Bimbingan belajar idealnya diberikan di sekolah. Kalaupun siswa sangat memerlukan pembelajran tambahan dilakukan secara private. Bimbingan belajar diberikan secara situasional, seperti dalam rangka mempersiapkan diri untuk ujian masuk perguruan tinggi, atau untuk seleksi memasuki dunia kerja. Atau dalam rangka kebutuhan khusus minat dan bakat, seperti bahasa Inggris, bahasa asing lainnya, atau bidang seni dan peminatan khusus.
Bimbingan belajar dalam lembaga bimbingan belajar yang bersifat menetap cenderung kehilangan esensi sebagai salah satu cara memperkaya wawasan dan pendampingan siswa. Ia akan mudah tergelincir menjadi lahan bisnis yang bersifat sangat komersial.

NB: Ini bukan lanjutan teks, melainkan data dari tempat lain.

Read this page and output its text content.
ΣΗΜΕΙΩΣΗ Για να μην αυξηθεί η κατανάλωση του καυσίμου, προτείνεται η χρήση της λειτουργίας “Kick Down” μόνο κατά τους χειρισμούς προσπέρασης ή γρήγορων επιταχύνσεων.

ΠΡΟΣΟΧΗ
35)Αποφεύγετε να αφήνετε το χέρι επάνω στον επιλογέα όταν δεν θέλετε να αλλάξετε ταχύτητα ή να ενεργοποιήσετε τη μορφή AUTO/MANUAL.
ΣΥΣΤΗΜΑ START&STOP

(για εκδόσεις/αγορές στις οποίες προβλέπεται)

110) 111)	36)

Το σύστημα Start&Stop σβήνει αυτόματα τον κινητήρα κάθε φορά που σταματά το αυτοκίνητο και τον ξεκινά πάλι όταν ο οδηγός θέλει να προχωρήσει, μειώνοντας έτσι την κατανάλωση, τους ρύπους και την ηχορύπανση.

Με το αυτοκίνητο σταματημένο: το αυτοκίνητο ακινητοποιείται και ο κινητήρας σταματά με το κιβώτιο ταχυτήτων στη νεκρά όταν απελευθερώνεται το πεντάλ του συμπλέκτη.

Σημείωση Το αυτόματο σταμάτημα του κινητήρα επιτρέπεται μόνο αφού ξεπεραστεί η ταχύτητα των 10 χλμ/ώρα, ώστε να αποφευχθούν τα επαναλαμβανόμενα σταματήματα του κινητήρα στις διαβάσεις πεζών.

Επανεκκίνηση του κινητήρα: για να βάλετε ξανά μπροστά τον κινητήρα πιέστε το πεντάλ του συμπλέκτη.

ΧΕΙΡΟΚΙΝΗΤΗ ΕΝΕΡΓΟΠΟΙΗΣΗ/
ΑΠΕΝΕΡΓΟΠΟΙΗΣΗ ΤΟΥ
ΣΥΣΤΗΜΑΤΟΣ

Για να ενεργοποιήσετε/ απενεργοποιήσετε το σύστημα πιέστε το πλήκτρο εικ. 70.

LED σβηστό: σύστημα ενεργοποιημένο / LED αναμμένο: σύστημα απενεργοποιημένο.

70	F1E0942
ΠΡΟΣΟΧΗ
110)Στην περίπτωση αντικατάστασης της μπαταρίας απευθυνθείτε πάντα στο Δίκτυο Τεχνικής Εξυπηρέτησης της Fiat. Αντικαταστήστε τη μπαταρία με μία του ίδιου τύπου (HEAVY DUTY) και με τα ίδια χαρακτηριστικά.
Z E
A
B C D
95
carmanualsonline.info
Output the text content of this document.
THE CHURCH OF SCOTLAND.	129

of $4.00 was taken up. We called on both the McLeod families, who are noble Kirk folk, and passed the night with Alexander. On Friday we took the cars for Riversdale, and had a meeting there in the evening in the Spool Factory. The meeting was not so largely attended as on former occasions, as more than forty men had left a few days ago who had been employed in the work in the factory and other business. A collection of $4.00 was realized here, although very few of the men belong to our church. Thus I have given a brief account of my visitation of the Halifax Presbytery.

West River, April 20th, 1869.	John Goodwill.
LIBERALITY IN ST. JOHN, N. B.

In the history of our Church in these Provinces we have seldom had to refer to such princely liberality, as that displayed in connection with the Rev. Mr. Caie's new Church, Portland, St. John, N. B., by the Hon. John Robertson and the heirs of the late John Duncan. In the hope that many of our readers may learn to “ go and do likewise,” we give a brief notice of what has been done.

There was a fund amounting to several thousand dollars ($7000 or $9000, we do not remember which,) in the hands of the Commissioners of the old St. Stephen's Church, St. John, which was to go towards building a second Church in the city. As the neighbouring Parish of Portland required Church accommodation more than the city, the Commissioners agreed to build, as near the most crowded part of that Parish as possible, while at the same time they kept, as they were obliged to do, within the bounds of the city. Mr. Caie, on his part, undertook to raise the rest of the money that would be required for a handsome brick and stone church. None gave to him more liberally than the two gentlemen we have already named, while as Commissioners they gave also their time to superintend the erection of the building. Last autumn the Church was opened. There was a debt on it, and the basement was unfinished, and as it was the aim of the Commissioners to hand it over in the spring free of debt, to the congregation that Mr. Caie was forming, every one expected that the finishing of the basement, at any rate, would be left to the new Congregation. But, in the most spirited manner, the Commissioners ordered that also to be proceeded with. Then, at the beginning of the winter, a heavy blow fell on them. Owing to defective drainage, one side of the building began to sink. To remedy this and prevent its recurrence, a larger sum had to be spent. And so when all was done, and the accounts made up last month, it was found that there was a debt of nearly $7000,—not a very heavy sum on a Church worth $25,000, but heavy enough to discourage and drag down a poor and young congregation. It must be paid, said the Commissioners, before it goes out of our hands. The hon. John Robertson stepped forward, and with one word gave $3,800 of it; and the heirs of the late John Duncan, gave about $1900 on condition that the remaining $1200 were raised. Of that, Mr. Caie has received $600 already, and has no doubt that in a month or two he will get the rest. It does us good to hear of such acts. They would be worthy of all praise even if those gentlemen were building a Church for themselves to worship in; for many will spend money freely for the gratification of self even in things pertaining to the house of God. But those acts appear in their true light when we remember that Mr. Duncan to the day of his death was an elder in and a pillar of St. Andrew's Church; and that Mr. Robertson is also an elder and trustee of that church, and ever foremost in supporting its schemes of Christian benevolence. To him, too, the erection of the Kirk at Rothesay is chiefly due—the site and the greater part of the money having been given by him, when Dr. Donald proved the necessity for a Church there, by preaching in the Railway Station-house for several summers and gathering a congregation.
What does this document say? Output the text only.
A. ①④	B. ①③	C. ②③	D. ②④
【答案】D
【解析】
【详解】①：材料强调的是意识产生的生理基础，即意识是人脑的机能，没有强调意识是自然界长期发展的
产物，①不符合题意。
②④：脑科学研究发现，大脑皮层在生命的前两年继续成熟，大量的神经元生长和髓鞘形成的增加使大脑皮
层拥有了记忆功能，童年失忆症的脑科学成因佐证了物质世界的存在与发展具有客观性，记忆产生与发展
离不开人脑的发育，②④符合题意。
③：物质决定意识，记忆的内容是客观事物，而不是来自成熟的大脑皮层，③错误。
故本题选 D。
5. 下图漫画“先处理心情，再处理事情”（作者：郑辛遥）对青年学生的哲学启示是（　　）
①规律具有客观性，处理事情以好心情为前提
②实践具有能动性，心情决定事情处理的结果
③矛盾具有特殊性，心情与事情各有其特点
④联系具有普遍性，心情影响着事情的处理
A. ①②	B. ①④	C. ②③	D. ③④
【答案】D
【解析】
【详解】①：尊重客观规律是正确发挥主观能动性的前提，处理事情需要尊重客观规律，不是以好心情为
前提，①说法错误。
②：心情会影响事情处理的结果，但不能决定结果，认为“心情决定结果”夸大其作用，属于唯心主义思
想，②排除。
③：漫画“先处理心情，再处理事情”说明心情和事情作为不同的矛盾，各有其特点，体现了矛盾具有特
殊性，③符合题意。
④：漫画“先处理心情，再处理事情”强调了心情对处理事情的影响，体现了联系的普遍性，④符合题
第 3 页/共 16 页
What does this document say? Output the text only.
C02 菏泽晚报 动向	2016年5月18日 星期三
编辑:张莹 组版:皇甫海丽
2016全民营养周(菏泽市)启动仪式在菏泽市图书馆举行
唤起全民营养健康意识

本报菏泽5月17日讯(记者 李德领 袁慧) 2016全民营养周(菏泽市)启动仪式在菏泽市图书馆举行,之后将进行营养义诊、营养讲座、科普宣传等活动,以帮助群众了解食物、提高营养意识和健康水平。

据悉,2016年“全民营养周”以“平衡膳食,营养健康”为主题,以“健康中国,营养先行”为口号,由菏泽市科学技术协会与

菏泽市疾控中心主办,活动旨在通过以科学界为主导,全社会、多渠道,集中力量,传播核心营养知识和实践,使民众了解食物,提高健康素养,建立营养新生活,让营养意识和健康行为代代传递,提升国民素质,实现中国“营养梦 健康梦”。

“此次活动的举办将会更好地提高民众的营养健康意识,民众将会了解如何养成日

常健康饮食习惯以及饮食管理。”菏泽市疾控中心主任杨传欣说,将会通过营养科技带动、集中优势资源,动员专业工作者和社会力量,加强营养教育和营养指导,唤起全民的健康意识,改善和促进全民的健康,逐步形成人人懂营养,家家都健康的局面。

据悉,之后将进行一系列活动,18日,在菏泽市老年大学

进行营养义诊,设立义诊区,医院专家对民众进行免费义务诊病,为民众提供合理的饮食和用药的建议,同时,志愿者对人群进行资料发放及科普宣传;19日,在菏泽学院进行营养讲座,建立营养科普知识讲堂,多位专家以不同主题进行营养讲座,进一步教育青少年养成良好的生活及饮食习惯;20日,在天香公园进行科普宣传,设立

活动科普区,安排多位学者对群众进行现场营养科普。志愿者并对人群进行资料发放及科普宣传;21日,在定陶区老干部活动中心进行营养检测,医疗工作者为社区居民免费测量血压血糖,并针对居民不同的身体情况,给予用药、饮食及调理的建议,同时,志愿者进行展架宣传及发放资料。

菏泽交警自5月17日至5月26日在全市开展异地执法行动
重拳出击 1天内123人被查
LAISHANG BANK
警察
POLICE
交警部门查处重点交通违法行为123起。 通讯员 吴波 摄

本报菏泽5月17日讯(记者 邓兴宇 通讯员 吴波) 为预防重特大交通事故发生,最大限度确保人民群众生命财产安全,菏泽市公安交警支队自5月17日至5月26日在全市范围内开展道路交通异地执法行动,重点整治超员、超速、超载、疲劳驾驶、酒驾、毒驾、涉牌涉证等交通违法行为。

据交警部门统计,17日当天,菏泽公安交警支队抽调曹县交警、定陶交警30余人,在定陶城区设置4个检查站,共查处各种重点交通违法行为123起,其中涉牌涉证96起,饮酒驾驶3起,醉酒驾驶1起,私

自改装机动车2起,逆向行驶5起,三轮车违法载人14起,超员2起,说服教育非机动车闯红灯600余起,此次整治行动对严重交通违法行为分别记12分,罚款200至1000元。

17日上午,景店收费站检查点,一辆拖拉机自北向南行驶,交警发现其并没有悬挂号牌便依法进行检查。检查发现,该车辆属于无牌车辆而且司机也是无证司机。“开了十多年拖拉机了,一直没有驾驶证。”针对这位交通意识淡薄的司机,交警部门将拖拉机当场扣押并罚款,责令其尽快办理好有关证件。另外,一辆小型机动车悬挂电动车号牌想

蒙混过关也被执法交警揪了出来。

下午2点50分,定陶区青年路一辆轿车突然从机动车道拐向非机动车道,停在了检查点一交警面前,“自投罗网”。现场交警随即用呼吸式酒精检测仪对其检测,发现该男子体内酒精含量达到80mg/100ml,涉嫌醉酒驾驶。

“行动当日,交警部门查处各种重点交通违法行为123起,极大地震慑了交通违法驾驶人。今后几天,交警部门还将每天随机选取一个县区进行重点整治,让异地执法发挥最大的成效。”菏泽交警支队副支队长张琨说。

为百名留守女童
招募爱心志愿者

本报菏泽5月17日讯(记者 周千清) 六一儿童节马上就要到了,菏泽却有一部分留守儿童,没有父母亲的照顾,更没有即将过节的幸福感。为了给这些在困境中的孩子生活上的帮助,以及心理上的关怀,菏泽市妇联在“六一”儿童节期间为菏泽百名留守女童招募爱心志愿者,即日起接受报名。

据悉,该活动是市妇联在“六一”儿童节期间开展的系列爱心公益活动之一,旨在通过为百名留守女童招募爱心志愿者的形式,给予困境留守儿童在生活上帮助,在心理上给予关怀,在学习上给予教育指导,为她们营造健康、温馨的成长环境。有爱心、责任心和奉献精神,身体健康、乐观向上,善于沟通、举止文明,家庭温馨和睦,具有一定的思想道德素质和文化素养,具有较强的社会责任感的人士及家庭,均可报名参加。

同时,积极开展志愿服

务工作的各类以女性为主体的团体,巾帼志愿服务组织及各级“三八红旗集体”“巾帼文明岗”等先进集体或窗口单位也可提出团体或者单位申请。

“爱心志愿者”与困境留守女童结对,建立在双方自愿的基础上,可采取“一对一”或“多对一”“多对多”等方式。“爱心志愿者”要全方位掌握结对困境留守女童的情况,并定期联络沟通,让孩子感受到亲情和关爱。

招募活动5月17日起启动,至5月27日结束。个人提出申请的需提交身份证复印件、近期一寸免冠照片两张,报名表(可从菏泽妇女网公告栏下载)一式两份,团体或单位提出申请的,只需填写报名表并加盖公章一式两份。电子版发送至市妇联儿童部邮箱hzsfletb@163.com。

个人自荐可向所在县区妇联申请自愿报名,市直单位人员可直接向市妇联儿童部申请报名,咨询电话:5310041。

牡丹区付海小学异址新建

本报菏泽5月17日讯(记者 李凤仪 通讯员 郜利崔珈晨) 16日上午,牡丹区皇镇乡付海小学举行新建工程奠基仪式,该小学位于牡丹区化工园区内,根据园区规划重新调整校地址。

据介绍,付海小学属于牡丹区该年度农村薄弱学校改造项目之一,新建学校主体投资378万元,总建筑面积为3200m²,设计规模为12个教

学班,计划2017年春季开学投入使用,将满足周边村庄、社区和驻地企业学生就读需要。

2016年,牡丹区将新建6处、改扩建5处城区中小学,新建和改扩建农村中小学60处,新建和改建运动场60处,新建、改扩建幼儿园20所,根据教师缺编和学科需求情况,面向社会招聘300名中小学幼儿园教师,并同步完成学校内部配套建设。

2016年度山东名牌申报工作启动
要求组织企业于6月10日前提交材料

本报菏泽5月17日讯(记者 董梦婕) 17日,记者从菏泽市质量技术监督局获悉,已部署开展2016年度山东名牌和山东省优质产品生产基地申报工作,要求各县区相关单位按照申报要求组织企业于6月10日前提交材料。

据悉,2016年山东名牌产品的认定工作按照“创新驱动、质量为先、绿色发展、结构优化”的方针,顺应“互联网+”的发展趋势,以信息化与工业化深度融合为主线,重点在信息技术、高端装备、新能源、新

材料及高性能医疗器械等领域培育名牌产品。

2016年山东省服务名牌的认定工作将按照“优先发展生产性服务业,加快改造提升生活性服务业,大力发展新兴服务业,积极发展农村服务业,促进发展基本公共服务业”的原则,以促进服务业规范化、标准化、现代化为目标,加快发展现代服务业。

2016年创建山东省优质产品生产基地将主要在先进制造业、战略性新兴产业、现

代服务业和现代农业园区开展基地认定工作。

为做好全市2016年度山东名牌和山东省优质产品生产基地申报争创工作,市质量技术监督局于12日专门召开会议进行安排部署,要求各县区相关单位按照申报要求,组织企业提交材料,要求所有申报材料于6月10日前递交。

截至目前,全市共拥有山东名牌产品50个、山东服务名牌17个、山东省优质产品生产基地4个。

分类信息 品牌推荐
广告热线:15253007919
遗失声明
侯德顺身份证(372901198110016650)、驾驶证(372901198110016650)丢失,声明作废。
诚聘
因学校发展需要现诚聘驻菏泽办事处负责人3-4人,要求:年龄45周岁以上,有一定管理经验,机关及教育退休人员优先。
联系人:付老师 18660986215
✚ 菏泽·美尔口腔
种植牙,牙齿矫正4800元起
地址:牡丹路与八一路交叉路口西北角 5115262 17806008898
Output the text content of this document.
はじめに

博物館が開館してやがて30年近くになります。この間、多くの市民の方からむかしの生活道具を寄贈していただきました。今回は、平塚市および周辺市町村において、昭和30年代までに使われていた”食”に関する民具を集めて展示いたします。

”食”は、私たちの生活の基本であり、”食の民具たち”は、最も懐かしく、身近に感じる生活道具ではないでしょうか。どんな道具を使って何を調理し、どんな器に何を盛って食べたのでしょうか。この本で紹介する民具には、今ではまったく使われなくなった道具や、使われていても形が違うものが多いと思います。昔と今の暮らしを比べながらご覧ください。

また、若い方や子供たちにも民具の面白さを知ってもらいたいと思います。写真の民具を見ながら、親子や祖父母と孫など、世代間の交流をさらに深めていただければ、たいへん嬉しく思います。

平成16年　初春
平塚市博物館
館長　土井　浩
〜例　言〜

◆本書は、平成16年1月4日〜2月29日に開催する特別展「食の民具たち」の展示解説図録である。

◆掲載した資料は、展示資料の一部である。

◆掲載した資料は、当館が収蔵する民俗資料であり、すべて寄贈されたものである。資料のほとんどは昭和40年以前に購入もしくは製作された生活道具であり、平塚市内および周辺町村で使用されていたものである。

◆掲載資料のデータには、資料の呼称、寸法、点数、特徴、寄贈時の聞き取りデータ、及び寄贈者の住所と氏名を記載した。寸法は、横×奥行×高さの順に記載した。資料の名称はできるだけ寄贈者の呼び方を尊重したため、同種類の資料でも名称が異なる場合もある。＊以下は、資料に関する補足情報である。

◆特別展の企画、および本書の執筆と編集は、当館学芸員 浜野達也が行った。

Histeria massa menghadapi UN juga kerap tercermin dari gejala kesurupan, baik kesurupan beberapa siswa sekolah maupun kesurupan missal. Menjelang UN ada sekolah yang menyelenggarakan kegiatan kerohanian dan doa bersama, acara-cara yang dimaksudkan untuk motivasi, dan sejenisnya. Sekali lagi, ini upaya manusiawi, tetapi jika diselenggarakan secara mendadak mengesankan ketiadaan persiapan sejak awal.
Harapan Perbaikan
Bagaimanapun, ujian dalam suatu jenjang pendidikan adalah tahapan penting untuk meraih prestasi di berbagai bidang di kemudian hari. Ujian di sekolah termasuk UN, bukan saja untuk mengukur pencapaian proses pembelajaran secara individual dan pemetaan mutu pendidikan,
Kelulusan dalam suatu ujian merupakan harapan setiap orang dan bagi siswa yang sedang menempuh UN juga merupakan harapan dan kebanggaan para orang tua. Kelulusan dalam ujian membuka berbagai kemungkinan dan harapan di masa depan yang lebih baik.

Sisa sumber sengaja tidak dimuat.